We had an unusual snow storm on March 15. We usually get some snow in the mountains behind Santa Barbara, but this storm dumped as much as 10 inches and completely covered the upper Santa Ynez Valley. There was even snow at Dunn Middle School in Los Olivos. I got to take my first ever snow day from work, but Ry and I spent most of it chain sawing a path through the broken trees along our road. What a mess. I made an album of snow pictures.

Storm Damage

Snow at the Middle School was a fun surprise last week! It wasn't so much fun at my home on San Marcos Pass. We had seven inches of heavy snow on the ground by noon. Then the oak trees started to break under the weight. It sounded like artillery! Our house survived, but the woods are a mess. As the snow melted, I noticed California poppies near school and yellow buttercups in the mountains that went through the storm without damage. How can the snow snap the oak trees, yet leave these delicate wildflowers unharmed?

Storm damage photo
Storm damage in front of our house.
Note the widow-makers hanging from the tree.


Snow falls flake by flake, so it builds up around wildflowers and actually protects them. They don't have large surfaces, and their delicate stems bend easily to shake off any snow that accumulates. Trees are different. The oaks have rigid horizontal branches that collect large amounts of heavy snow. Try holding a weight out at arm's length for a full minute to appreciate the effect! Pines are more protected by their shape and didn't suffer as much damage. The forest will recover, but it will be different. I think of this as evolution in action.

Notes:

The storm brought widow-makers for us, but it was a windfall for the tree trimmers. Our road is now cleared (at great expense), but the woods are still a tangle of fallen branches. The view from our house is changed. I'm worried about summer fires with all the ladder fuel on the ground that can carry fire up into the trees. I feel vulnerable and exposed. Check out my snow pictures to see why.

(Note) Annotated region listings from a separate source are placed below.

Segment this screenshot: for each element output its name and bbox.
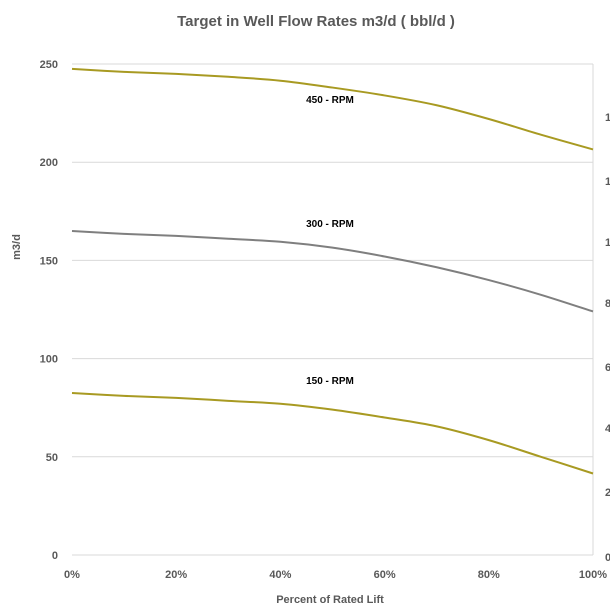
series-lines bbox=[71, 67, 594, 475]
secondary-y-axis-ticks: 0 2 4 6 8 1 1 1 bbox=[605, 112, 610, 564]
y2-tick-label: 6 bbox=[605, 362, 610, 374]
series-label: 150 - RPM bbox=[306, 376, 354, 387]
x-tick-label: 80% bbox=[478, 569, 500, 581]
series-labels: 450 - RPM 300 - RPM 150 - RPM bbox=[306, 95, 354, 387]
x-axis-title: Percent of Rated Lift bbox=[276, 594, 384, 606]
y2-tick-label: 4 bbox=[605, 423, 610, 435]
x-tick-label: 0% bbox=[64, 569, 80, 581]
x-tick-label: 40% bbox=[269, 569, 291, 581]
y-tick-label: 0 bbox=[52, 550, 58, 562]
y-tick-label: 150 bbox=[40, 255, 58, 267]
y-tick-label: 200 bbox=[40, 157, 58, 169]
series-label: 450 - RPM bbox=[306, 95, 354, 106]
y-tick-label: 50 bbox=[46, 452, 58, 464]
gridlines bbox=[72, 63, 594, 556]
y2-tick-label: 0 bbox=[605, 552, 610, 564]
y2-tick-label: 8 bbox=[605, 298, 610, 310]
series-line bbox=[71, 67, 594, 151]
x-tick-label: 60% bbox=[374, 569, 396, 581]
chart-title: Target in Well Flow Rates m3/d ( bbl/d ) bbox=[177, 13, 455, 30]
y2-tick-label: 1 bbox=[605, 112, 610, 124]
y2-tick-label: 1 bbox=[605, 237, 610, 249]
y-tick-label: 100 bbox=[40, 354, 58, 366]
series-line bbox=[71, 391, 594, 475]
y-tick-label: 250 bbox=[40, 59, 58, 71]
series-line bbox=[71, 229, 594, 313]
x-tick-label: 20% bbox=[165, 569, 187, 581]
series-label: 300 - RPM bbox=[306, 219, 354, 230]
x-tick-label: 100% bbox=[579, 569, 607, 581]
y-axis-title: m3/d bbox=[11, 234, 23, 260]
x-axis-ticks: 0% 20% 40% 60% 80% 100% bbox=[64, 569, 607, 581]
y2-tick-label: 1 bbox=[605, 176, 610, 188]
y-axis-ticks: 0 50 100 150 200 250 bbox=[40, 59, 58, 562]
y2-tick-label: 2 bbox=[605, 487, 610, 499]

I filled a kitchen measuring cup with snow from our porch and let it melt: 500 ml of snow made about 100 ml of water. I have nothing to compare this to. We had big fluffy snowflakes, but they were not classic hexagons. Later in the day (after the trees broke), it turned to corn snow. There was no wind during our storm, which increased the damage since wind would help shake the snow from the trees.

I noticed that different kinds of trees respond to the snow event in different ways. These are first impressions. My trail into the woods needs a lot of work before I can do more research! The links are to my flora which is under construction and may not work yet. Visit CalFlora for more species info.

It's not surprising that pines and large-leafed deciduous trees with a pyramidal shape are dominant in the high mountains and further north. Regular snow storms could change the makeup of our forest surprisingly fast since the replacement trees are already here. This must be a reminder of past climates.

We had a similar snow storm on San Marcos Pass about 20 years ago in 1981 (also late spring? also La Niña?) that did comparable damage. Our recent storm would have been more damaging to our trees without this previous storm. Old timers remember another heavy snow storm about 25 years before that. The oak woodland is still here, so maybe this is a natural pruning cycle. I hope it's not also part of a natural fire cycle.

I did an Alta Vista search on <"snow damage" and tree> and got some hits, but nothing definitive.